Hi again from Mary P. Last week you may have read about the best books I’ve read published in 2011, take a look at some books published previously that I discovered this year and loved. I’ve especially enjoyed discovering some authors that have been around a while and read both their old and new material.
At Home: A Short History of a Private Life by Bill Bryson
This is the year I discovered Bill Bryson. For many of you, this may be old news, but Bill Bryson is great. I read four of his books this year, and some, like At Home, are quite thick. Bryson writes nonfiction with a humorous slant that usually involves some aspect of his life. In At Home, Bryson covers the vast history of human homes and houses based around the history of his own home in rural England. This book is packed full of unusual stories and fascinating tidbits on human history ranging from the evolution of the meaning “room and board” to why we have salt and pepper on our kitchen tables. All the while, Bryson packs in this information with his trademark style that will leave you laughing and amazed.
Abraham Lincoln: Vampire Killer by Seth Grahame-Smith
Abraham Lincoln has be the subject of many books. This is the first that images the Civil War as a bigger battle and Lincoln as a key factor in the defeat of the vampire scourge in America. Seth Grahame-Smith is no stranger to the reworking of a famous idea into something novel (pun intended) and Abraham Lincoln: Vampire Killer does not fail to satisfy. In Grahame-Smith’s world, young Abe loses his mother to the Vampiric plague and vows to fight back by killing every vampire he can find. This decision takes Abraham forward towards presidency in a world where the history mirrors the one we know, but also shows a hidden world that we never knew could exist.
Unbroken: A World War II story of Survival, Resilience, and Redemption by Laura Hillenbrand
Unbroken has been on the New York Times best sellers list for 51 weeks. One more and it’ll be a year. Can it really be that good? My answer is unequivocally yes. Hillenbrand tells the amazing story of Louis Zamperini, the Olympic runner turned World War II airman. His story is itself almost beyond belief; it alters the idea of the limits of human survival and strength. However, the power of the story is complemented by Hillenbrand’s excellent storytelling. The book at time literally took my breath away and deserves the praises it has received.
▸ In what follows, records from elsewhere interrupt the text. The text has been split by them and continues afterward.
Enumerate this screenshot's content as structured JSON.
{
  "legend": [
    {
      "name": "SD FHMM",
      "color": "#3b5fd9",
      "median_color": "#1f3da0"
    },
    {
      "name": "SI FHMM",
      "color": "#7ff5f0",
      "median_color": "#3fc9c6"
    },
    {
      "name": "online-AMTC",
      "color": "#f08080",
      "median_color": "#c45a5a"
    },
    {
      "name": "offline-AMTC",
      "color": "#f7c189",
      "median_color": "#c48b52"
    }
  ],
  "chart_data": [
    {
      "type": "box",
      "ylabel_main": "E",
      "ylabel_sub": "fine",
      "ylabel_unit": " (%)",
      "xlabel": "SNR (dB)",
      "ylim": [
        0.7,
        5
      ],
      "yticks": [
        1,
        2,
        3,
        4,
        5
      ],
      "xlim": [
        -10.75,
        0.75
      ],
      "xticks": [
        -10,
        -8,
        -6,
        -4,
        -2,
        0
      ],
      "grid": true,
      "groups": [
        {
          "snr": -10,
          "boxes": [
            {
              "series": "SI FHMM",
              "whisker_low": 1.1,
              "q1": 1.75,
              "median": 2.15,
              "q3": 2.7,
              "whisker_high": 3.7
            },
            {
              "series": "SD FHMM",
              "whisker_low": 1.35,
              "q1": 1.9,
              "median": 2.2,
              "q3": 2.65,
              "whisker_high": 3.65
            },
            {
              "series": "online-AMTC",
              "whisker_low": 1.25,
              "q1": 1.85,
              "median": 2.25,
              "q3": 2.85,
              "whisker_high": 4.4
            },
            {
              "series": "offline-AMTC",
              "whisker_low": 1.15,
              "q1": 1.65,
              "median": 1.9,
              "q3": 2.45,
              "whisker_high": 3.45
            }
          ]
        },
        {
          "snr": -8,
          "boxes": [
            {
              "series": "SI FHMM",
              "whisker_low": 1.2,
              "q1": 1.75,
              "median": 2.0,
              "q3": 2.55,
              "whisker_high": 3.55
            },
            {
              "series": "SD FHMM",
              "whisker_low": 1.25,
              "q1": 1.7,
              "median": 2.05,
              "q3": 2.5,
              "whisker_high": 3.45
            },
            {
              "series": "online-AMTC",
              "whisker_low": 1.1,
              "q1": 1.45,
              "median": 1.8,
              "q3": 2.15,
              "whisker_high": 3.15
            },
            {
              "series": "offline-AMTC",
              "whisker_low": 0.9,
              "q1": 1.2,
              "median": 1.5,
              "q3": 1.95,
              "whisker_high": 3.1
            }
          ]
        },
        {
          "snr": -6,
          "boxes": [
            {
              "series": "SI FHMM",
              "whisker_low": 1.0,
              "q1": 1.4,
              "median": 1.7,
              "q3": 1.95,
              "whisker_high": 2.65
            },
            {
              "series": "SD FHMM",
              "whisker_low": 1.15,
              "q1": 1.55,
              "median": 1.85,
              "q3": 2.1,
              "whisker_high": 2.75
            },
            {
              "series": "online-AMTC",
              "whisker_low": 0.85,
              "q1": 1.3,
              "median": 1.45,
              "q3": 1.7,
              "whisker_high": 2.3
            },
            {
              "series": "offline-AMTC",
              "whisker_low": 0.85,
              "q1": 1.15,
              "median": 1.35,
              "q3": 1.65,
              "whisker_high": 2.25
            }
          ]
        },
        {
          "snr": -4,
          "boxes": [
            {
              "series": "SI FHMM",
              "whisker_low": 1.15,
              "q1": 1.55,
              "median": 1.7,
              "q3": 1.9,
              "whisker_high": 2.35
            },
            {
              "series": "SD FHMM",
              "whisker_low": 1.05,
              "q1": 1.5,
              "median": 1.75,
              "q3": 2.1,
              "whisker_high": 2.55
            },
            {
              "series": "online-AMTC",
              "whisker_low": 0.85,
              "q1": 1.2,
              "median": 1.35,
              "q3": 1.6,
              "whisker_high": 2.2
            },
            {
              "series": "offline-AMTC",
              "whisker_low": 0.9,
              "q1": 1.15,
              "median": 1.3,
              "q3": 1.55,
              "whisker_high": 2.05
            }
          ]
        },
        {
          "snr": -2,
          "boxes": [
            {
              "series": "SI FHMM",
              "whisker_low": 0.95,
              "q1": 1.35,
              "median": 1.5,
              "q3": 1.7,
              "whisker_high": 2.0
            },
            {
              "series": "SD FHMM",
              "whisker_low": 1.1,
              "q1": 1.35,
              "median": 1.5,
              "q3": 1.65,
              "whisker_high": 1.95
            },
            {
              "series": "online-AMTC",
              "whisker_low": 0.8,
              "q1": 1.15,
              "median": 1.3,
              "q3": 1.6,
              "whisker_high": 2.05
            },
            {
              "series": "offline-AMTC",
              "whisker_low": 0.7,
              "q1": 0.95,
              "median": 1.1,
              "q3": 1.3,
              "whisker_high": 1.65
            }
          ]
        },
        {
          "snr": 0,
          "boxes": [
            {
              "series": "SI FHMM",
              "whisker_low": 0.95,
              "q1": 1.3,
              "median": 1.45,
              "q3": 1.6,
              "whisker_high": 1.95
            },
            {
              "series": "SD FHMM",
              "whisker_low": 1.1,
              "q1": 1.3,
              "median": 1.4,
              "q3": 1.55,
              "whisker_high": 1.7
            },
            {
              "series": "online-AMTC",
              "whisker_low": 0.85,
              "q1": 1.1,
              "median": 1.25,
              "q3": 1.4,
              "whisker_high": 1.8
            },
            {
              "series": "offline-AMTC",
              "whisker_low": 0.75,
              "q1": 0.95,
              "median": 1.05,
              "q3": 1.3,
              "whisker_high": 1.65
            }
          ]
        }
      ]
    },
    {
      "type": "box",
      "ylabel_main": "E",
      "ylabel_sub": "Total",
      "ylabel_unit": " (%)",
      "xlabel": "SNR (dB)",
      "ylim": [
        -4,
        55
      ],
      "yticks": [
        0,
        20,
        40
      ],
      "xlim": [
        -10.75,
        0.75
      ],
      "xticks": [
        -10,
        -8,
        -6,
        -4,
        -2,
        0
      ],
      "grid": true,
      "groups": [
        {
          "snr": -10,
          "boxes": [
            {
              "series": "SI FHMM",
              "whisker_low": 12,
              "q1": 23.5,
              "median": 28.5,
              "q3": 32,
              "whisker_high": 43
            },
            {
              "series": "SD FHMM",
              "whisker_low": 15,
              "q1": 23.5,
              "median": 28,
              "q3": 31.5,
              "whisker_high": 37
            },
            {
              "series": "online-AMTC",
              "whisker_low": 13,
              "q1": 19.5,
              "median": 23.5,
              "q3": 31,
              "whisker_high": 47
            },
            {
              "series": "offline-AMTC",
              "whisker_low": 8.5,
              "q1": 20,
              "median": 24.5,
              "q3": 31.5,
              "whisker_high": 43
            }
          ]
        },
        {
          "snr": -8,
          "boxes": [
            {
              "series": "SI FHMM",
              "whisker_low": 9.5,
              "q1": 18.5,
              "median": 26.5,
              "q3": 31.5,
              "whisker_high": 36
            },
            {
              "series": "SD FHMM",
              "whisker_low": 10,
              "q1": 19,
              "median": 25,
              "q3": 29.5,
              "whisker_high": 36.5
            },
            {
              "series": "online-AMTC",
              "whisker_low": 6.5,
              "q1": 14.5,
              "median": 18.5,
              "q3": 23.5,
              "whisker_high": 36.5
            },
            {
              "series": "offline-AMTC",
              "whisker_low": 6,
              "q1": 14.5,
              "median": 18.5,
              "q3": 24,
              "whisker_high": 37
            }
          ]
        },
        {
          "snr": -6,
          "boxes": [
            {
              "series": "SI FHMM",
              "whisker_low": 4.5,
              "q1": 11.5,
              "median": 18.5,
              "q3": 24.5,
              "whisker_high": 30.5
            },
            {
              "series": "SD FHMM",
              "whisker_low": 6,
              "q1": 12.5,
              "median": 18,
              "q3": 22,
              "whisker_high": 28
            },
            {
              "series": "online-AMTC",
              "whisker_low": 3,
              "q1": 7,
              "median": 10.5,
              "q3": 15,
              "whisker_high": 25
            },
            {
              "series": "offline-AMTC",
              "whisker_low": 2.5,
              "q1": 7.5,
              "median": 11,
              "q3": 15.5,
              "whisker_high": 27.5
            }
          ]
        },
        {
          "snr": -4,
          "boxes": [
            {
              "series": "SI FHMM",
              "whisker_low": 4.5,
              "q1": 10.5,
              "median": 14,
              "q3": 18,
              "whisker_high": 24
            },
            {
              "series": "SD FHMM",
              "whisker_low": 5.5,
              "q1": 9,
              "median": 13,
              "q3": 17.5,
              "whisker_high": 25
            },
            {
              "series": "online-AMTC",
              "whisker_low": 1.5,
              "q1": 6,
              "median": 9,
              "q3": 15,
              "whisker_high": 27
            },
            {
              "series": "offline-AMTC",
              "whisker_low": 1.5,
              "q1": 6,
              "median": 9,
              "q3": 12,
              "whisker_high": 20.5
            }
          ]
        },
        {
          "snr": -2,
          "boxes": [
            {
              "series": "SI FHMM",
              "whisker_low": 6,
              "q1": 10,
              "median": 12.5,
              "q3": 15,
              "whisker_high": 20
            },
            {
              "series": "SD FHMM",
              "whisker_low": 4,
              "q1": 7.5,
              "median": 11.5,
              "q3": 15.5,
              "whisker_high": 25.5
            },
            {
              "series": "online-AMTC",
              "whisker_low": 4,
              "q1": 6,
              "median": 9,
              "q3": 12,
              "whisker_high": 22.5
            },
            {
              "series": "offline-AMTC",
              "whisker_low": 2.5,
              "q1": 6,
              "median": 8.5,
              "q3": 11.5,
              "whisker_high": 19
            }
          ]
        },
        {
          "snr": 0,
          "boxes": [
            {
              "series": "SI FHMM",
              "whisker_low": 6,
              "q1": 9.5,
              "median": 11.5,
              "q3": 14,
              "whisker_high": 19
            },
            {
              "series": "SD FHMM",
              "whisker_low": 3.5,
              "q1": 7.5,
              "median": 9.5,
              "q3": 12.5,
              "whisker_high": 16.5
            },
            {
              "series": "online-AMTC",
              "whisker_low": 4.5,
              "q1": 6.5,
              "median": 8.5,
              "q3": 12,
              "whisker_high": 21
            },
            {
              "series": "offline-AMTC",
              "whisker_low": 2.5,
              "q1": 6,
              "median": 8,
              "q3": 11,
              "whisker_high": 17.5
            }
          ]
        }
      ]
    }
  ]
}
Extremely Loud and Incredibly Close by Jonathan Safran Foer
Extremely Loud and Incredibly Close is being made into a movie. I am super excited about this as it is one of my favorite books. However, I am a little tense, because the movie comes out in January and I want everyone to read the book before they see the movie. This book is so heartening, so poignant, so beautiful that I want everyone to experience it as it is before seeing the movie changes how it is read. The book centers around Oskar Schell, a nine year old pacifist and physicist who excels at tambourine. After losing his father in the attacks on September 11, 2001, Oskar finds a single key among his father’s things. With only the clue of “Black” written on the key, Oskar sets off on a mission to find the keys home and discover more about his father.
Black out and All Clear by Connie Willis
I also discovered Connie Willis this past year. She has been an award winning Science Fiction writer for years. Her two newest books, Black Out and All Clear, are just as celebrating; she won both of Science Fiction’s highest honors, the Nebula and Hugo Awards for best novel (it’s really one story split over two books). Set in Oxford in 2060, three historian are traveling back in time to London during the Blitz of World War II. Sent back in time to study the past directly, their presence is not suppose to change history. Yet when their portals back to the future are not working, all three must find each other and find how to get back in time before they cause something disastrous like the outcome of the war.
If any of these titles interesting you, they are linked to the Wake County Public Libraries catalog so you can find them at the libraries. And if you have read any, please feel free to add your opinion in the comments (but only if you agree with me…Just kidding).